The average person will lose more than five-and-a-half days a year to slow-loading computers, a study suggests.
A study of PC and laptop users in the UK found slow computers are causing almost a third (30%) to be put in a bad mood for the rest of the day, while almost a fifth (17%) have relieved their frustration over a gadget through physical aggression by either throwing it against a wall or stamping on it.
According to the study, by flash memory firm SanDisk, UK computer users last year have lost more than 130 hours of free time to slow-loading computers, applications and files.
With the typical desktop or laptop user in the UK waiting an average of up to 12 minutes for their machine to load at any one time, PC slowdowns have become one of the top seven most stressful everyday experiences faced by computer users in the UK, according to the study.

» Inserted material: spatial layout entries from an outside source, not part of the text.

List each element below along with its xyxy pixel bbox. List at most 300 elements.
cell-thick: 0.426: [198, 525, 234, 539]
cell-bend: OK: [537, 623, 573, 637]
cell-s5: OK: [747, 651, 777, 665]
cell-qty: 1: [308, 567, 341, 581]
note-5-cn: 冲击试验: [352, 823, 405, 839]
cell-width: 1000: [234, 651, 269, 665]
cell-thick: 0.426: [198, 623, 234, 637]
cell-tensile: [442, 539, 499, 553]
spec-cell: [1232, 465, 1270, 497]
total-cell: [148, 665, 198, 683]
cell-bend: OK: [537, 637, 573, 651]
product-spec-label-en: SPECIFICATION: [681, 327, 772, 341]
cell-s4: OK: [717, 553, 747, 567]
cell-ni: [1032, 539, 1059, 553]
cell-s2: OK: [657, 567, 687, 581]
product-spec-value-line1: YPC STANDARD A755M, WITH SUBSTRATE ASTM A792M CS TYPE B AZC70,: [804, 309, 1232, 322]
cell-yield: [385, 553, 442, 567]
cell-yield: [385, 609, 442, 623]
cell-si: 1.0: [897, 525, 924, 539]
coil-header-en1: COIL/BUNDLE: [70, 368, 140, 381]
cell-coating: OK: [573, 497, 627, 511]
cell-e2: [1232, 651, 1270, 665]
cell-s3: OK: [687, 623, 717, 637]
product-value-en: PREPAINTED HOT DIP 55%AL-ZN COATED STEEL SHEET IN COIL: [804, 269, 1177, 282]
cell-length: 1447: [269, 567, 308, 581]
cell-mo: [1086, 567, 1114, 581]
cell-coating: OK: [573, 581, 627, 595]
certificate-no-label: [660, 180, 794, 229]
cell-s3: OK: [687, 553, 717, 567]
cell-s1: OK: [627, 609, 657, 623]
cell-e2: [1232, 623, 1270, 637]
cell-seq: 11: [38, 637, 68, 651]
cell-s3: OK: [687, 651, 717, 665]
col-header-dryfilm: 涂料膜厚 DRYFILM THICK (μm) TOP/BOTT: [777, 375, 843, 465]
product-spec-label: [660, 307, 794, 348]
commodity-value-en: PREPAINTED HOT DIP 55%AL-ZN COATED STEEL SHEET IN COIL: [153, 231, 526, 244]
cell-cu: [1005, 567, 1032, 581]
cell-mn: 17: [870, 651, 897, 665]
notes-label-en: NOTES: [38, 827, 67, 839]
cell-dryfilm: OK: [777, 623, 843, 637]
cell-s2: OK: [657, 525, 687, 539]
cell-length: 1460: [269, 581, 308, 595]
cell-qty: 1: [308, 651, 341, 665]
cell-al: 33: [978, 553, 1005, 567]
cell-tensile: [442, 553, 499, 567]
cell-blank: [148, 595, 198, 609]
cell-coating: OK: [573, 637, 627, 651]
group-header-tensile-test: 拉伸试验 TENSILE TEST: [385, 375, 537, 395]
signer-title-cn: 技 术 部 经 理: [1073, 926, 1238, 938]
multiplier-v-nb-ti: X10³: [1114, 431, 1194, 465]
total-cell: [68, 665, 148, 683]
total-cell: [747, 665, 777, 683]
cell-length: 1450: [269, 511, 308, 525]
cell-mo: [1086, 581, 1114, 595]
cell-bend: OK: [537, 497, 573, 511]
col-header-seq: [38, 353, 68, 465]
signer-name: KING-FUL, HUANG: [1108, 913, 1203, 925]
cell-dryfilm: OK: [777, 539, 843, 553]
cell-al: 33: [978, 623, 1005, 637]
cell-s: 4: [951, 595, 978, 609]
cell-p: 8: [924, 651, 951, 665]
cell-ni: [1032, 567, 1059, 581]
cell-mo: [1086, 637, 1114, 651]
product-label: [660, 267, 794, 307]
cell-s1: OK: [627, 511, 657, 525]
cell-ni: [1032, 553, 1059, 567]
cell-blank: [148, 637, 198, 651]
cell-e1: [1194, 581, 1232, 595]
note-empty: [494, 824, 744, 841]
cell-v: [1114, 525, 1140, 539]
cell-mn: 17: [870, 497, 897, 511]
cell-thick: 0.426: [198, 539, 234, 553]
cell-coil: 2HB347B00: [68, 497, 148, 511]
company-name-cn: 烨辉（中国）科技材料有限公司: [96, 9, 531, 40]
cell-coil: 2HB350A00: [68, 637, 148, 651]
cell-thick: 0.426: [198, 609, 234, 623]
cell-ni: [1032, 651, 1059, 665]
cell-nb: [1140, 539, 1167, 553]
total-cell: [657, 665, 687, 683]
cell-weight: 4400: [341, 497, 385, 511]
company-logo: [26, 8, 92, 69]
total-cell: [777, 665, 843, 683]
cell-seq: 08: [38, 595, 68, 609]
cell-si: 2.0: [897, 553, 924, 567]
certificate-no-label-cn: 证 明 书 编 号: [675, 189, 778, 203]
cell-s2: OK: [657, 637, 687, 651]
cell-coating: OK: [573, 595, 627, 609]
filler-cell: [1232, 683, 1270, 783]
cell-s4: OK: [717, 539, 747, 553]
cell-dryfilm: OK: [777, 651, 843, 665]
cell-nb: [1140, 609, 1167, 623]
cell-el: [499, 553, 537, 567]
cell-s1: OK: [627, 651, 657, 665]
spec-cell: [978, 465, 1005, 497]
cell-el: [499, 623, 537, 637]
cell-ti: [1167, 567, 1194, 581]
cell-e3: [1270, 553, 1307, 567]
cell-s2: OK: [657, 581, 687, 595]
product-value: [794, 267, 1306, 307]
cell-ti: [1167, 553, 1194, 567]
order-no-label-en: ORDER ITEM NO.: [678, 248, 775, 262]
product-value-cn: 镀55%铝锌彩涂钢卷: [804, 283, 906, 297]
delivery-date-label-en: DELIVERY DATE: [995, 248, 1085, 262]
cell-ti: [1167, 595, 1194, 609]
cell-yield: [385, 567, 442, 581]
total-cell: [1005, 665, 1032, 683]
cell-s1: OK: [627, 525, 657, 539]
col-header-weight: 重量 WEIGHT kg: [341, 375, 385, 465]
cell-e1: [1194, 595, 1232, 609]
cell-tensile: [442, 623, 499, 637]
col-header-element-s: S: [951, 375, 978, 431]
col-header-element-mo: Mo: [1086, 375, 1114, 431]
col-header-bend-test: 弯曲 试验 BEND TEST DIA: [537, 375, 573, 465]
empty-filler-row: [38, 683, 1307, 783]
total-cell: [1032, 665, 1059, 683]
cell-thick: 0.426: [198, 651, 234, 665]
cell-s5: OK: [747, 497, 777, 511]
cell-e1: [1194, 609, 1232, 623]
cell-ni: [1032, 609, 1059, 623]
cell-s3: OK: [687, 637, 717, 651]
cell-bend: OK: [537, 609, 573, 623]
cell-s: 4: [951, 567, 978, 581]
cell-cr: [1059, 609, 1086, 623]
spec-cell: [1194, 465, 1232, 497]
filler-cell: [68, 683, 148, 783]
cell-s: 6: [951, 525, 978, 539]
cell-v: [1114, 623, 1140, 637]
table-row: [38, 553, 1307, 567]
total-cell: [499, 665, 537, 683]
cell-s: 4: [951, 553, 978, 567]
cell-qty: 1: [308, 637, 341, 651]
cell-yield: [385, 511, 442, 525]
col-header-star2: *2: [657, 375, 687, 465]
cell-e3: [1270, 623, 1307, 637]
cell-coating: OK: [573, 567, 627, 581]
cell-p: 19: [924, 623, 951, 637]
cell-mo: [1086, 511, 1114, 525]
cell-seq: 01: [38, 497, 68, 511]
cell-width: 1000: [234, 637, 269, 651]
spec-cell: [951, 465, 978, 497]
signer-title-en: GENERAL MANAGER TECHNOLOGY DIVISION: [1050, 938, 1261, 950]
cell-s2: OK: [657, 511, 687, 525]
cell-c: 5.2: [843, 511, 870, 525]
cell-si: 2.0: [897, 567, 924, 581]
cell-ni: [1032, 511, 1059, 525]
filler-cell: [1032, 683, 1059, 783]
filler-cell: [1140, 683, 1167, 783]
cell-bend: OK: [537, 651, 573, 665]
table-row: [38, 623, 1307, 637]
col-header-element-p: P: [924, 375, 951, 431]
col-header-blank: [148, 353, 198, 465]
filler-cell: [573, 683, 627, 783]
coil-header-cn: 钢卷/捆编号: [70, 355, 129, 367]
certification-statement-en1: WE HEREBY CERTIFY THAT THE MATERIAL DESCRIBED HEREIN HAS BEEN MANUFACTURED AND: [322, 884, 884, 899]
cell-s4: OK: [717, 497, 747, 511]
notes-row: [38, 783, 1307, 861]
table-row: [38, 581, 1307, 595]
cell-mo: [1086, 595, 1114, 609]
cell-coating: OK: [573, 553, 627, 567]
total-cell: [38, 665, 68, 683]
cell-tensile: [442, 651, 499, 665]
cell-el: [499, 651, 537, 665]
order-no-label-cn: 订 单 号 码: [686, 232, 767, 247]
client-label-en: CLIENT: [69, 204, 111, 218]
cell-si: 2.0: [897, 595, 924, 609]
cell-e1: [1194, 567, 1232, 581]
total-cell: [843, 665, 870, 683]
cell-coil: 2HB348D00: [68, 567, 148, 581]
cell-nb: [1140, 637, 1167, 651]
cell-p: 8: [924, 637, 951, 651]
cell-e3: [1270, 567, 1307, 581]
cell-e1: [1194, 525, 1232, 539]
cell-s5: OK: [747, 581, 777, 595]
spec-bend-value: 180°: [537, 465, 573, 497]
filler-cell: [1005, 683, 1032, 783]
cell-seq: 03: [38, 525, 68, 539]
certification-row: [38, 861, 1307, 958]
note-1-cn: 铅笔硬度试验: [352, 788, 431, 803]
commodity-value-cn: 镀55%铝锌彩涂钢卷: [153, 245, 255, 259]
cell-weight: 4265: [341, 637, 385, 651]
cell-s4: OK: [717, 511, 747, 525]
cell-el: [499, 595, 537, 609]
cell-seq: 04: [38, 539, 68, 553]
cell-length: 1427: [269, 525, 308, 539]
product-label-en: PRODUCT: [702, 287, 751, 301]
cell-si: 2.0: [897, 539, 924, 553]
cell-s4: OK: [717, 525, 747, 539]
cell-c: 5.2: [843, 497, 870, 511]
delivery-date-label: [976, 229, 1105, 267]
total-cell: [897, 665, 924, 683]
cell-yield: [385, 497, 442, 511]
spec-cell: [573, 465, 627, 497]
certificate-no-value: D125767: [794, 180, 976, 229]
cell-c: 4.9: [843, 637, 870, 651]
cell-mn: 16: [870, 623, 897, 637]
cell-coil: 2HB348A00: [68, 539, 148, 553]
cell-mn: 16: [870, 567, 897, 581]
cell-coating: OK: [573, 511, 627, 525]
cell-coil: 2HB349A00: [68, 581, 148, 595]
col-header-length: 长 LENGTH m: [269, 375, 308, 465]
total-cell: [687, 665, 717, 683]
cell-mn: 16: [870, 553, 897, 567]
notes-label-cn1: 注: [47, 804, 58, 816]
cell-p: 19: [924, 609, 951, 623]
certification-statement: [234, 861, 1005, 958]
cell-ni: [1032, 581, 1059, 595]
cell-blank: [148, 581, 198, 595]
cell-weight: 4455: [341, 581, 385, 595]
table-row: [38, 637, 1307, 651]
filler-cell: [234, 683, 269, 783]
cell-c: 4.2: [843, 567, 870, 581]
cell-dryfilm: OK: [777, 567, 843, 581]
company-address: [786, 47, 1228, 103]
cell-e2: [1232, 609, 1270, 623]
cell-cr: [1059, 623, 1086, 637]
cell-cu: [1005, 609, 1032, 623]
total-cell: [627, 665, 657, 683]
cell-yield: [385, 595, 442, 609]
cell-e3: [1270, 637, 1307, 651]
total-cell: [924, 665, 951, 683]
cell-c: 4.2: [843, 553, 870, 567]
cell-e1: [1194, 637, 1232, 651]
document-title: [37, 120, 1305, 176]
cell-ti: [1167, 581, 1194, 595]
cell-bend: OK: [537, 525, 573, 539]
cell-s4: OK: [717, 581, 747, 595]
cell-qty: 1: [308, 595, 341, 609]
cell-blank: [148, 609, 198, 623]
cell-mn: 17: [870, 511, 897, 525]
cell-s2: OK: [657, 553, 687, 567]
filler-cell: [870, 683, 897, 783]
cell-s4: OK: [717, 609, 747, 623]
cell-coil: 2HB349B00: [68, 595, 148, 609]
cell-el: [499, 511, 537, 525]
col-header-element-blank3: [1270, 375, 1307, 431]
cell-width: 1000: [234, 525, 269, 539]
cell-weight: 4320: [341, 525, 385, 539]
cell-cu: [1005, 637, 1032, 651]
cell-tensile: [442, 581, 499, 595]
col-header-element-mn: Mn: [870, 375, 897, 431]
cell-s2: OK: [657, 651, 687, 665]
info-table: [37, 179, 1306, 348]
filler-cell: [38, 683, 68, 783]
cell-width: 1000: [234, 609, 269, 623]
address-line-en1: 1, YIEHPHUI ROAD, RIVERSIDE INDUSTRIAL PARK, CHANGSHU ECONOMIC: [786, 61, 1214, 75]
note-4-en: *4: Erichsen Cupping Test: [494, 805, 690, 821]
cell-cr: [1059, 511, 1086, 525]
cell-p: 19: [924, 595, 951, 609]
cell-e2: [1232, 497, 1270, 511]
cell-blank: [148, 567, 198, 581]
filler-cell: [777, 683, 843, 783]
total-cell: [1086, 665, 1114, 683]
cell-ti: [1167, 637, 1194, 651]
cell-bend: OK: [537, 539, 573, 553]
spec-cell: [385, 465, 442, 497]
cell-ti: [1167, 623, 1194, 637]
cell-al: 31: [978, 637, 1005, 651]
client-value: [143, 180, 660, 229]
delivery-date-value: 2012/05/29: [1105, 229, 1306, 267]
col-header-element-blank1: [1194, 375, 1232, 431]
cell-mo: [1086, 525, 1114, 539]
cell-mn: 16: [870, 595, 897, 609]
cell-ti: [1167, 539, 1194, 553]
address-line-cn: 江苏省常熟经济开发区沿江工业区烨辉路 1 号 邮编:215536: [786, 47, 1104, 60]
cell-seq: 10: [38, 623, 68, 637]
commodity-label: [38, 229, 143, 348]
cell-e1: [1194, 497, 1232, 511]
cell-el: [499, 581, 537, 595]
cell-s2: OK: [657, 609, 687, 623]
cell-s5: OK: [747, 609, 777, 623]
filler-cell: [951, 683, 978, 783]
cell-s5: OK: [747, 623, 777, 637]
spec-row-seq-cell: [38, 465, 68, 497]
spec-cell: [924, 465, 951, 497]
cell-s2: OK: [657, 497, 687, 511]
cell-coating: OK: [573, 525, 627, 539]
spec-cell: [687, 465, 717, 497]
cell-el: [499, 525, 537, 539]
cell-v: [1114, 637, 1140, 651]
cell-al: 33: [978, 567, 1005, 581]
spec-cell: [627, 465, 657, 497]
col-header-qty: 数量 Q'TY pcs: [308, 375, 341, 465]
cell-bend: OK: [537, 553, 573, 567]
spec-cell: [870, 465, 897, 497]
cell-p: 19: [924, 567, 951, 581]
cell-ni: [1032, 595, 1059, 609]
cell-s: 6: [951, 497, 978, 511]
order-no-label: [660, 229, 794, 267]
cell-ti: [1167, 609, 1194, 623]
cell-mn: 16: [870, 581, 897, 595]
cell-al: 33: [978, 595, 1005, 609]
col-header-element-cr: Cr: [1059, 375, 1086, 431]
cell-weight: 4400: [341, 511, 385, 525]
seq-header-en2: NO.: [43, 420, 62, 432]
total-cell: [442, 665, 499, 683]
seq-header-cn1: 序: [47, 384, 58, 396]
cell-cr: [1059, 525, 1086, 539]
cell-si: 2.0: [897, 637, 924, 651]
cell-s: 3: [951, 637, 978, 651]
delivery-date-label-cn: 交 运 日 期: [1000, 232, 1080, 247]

So-called "digital downtime" has climbed into the top seven stressful everyday experiences faced by UK respondents, with a quarter putting the experience on a par with waiting for the boiler to be fixed. The list also includes waiting for a bus or train (30% of respondents saying it was the most stressful experience), and waiting for a non-reserved table at a restaurant (30%).
Stefan Kratzer, for SanDisk, said: "PC users in the UK are spending too much time waiting for computers and would quite understandably like to get more time back to do the things they enjoy.
"It's high time PC users in the UK started getting back the time they are losing to slow computers."